Я не была на похоронах почти семь лет. Похороны матери были быстрыми и предельно простыми. Они проходили в часовне зала ритуальных услуг. Гости едва заполнили первые ряды — пришли несколько соседей, сестра моего отца, я и наша экономка. В адресной книге матери были только доктора — ее и отца. Был на похоронах и мой школьный учитель, который вел у нас уроки по искусству. «Не поддавайся унынию, милая, — сказал он. — Звони мне, если тебе понадобится поддержка взрослого. Звони в любое время». Но я так никогда и не звонила ему.

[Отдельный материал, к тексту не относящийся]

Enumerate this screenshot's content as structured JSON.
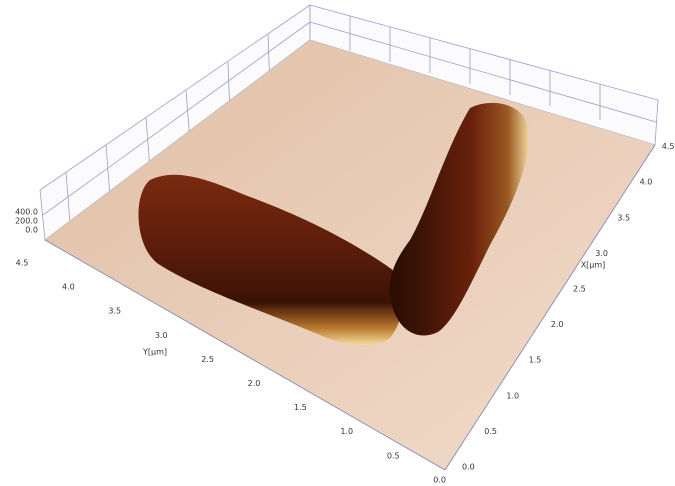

С другой стороны, похороны моего отца прошли на высоком уровне. Там были и напечатанные программки, и длинные речи. Люди прилетели из всех штатов, чтобы отдать дать уважения. Скамьи в университетской церкви были жесткие, и кости моей задницы стучали о твердую древесину. Я сидела на первом ряду рядом с матерью и старалась не обращать внимания на ее вздохи и покашливание. Ее перламутровая помада была наложена таким толстым слоем, что начала таять и стекать. Когда ректор университета объявил, что отдел науки установит исследовательскую стипендию имени моего отца, мать застонала. Я взяла ее руку и держала так. С моей стороны было смелостью решиться на это, но я думала, что теперь мы, возможно, сблизимся, что у нас есть нечто общее, огромное общее — умерший человек, чью фамилию мы обе носили. Ее рука была ледяная и костлявая, как у моего отца на смертном одре несколько дней назад. Теперь я вижу в этом явное предзнаменование, но тогда я об этом не подумала. Меньше чем через минуту она высвободила свою руку и стала искать в сумочке маленькую коробочку для таблеток. Я не знала точно, что она принимала в тот день, вероятно, что-то стимулирующее. Во время церемонии она сидела в пальто, возилась с чулками, волосами, злобно оглядывалась назад, на заполненные людьми скамьи позади нас каждый раз, когда слышала, что кто-то вздыхал, шмыгал носом или шептался. Часы тянулись бесконечно. Сначала все кого-то ждали, потом сидели на официальной церемонии. Мать недовольно хмурилась.